Presence. I am with you. A promise unbroken by 400 years in captivity, 40 years in the wilderness, 500 years on the land promised to them, and now in exile too. The promise holds as fast as ever. So that, in exile they found themselves with all that God had ever promised them in the first place – I AM with you – with no way to speak of it except poetry. Poetry – the language in which we tell our deepest truths, in words that make little sense at all when held in certain kinds of light.
Likewise with Genesis. The Creator God. Nesting, like expectant parents always do. Not with extra diapers and receiving blankets, but with light and dark and air and sea. With birds that fly and creatures that creep.
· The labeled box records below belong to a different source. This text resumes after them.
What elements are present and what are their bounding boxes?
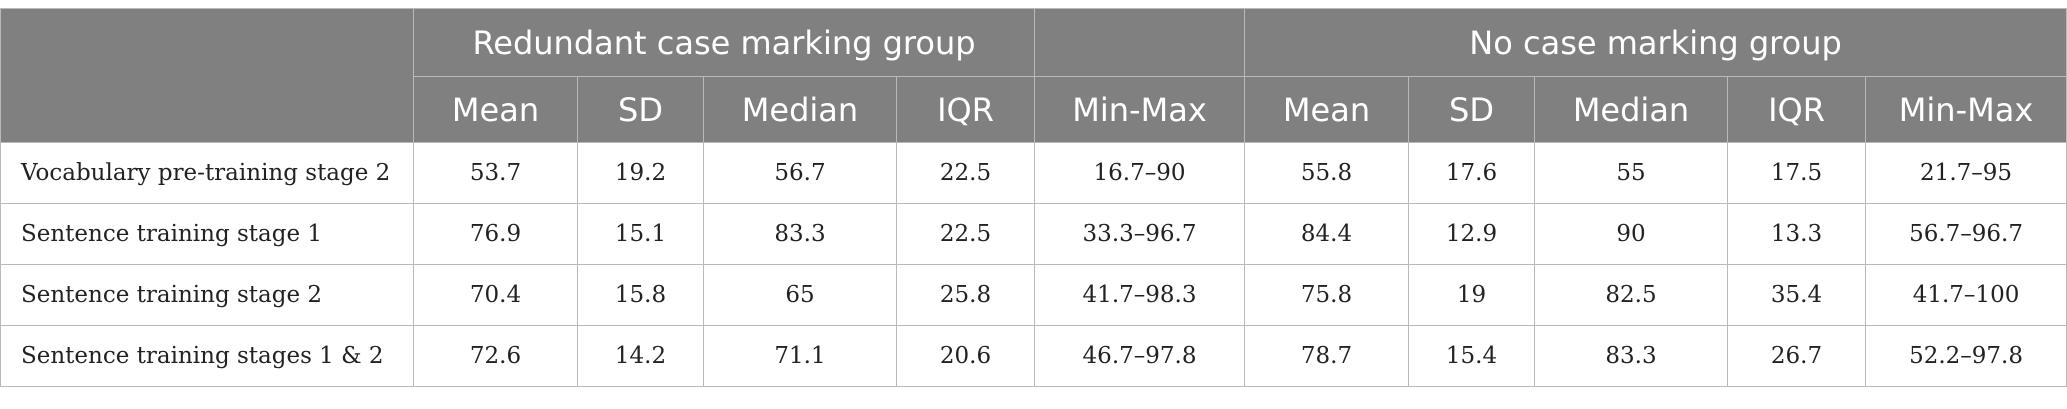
table-cell: 22.5 [895, 142, 1036, 204]
table-cell: 46.7–97.8 [1034, 325, 1246, 387]
table-cell: 84.4 [1244, 203, 1410, 265]
table-cell: 17.5 [1727, 142, 1867, 204]
table-cell: 53.7 [413, 142, 578, 204]
table-cell: 71.1 [703, 325, 897, 387]
table-cell: 90 [1534, 203, 1729, 265]
table-cell: 12.9 [1408, 203, 1536, 265]
row-label: Sentence training stage 1 [0, 203, 414, 265]
column-header-median: Median [1534, 76, 1729, 143]
table-cell: 82.5 [1534, 264, 1729, 326]
group-header-row: Redundant case marking group No case mar… [0, 8, 2067, 143]
table-cell: 25.8 [895, 264, 1036, 326]
table-cell: 83.3 [703, 203, 897, 265]
no-case-marking-group-header: No case marking group [1244, 8, 2067, 77]
column-header-iqr: IQR [1727, 76, 1867, 143]
table-cell: 76.9 [413, 203, 578, 265]
corner-header-cell [0, 8, 414, 143]
table-row: Sentence training stage 2 70.4 15.8 65 2… [0, 264, 2067, 326]
table-cell: 75.8 [1244, 264, 1410, 326]
table-row: Sentence training stage 1 76.9 15.1 83.3… [0, 203, 2067, 265]
statistics-table: Redundant case marking group No case mar… [0, 8, 2067, 387]
table-cell: 65 [703, 264, 897, 326]
column-header-min-max: Min-Max [1034, 76, 1246, 143]
table-cell: 55.8 [1244, 142, 1410, 204]
column-header-iqr: IQR [895, 76, 1036, 143]
table-cell: 33.3–96.7 [1034, 203, 1246, 265]
column-header-median: Median [703, 76, 897, 143]
table-cell: 13.3 [1727, 203, 1867, 265]
table-cell: 72.6 [413, 325, 578, 387]
table-cell: 19 [1408, 264, 1536, 326]
table-body: Vocabulary pre-training stage 2 53.7 19.… [0, 142, 2067, 387]
table-cell: 15.8 [577, 264, 704, 326]
redundant-case-marking-group-header: Redundant case marking group [412, 8, 1036, 77]
table-cell: 41.7–100 [1865, 264, 2067, 326]
table-header: Redundant case marking group No case mar… [0, 8, 2067, 143]
table-row: Vocabulary pre-training stage 2 53.7 19.… [0, 142, 2067, 204]
table-cell: 56.7–96.7 [1865, 203, 2067, 265]
table-cell: 15.1 [577, 203, 704, 265]
column-header-mean: Mean [1244, 76, 1410, 143]
column-header-sd: SD [577, 76, 704, 143]
column-header-sd: SD [1408, 76, 1536, 143]
table-cell: 17.6 [1408, 142, 1536, 204]
table-cell: 15.4 [1408, 325, 1536, 387]
table-cell: 21.7–95 [1865, 142, 2067, 204]
table-cell: 52.2–97.8 [1865, 325, 2067, 387]
table-cell: 26.7 [1727, 325, 1867, 387]
table-row: Sentence training stages 1 & 2 72.6 14.2… [0, 325, 2067, 387]
table-cell: 14.2 [577, 325, 704, 387]
column-header-min-max: Min-Max [1865, 76, 2067, 143]
column-header-mean: Mean [413, 76, 578, 143]
table-cell: 41.7–98.3 [1034, 264, 1246, 326]
table-cell: 20.6 [895, 325, 1036, 387]
table-cell: 55 [1534, 142, 1729, 204]
table-cell: 22.5 [895, 203, 1036, 265]
column-header-row: Mean SD Median IQR Min-Max Mean SD Media… [1, 76, 2067, 143]
row-label: Sentence training stages 1 & 2 [0, 325, 414, 387]
row-label: Sentence training stage 2 [0, 264, 414, 326]
table-cell: 78.7 [1244, 325, 1410, 387]
table-cell: 16.7–90 [1034, 142, 1246, 204]
table-cell: 56.7 [703, 142, 897, 204]
min-max-group-spacer-header [1034, 8, 1246, 77]
table-cell: 83.3 [1534, 325, 1729, 387]
table-cell: 19.2 [577, 142, 704, 204]
table-cell: 35.4 [1727, 264, 1867, 326]
table-cell: 70.4 [413, 264, 578, 326]
row-label: Vocabulary pre-training stage 2 [0, 142, 414, 204]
And trees and flowers and every living thing to delight the eye and fill the belly and be our home.
"See how much God loved and wanted us!" Genesis 1 proclaims.
The point of the poetry is praise.
No infant ever came home from the hospital, looked around his nursery, and said, "I'll take it." Neither did humanity for the first few hundred years. Not until they thought they had lost it all. We thought we lost everything and discovered we only need one thing – God, the God who made us and keeps us even now.
Genesis 1 is the first page of the scriptures and the last – and every page in between on which somebody after God's own heart finds themselves in God's hands, having been there all along.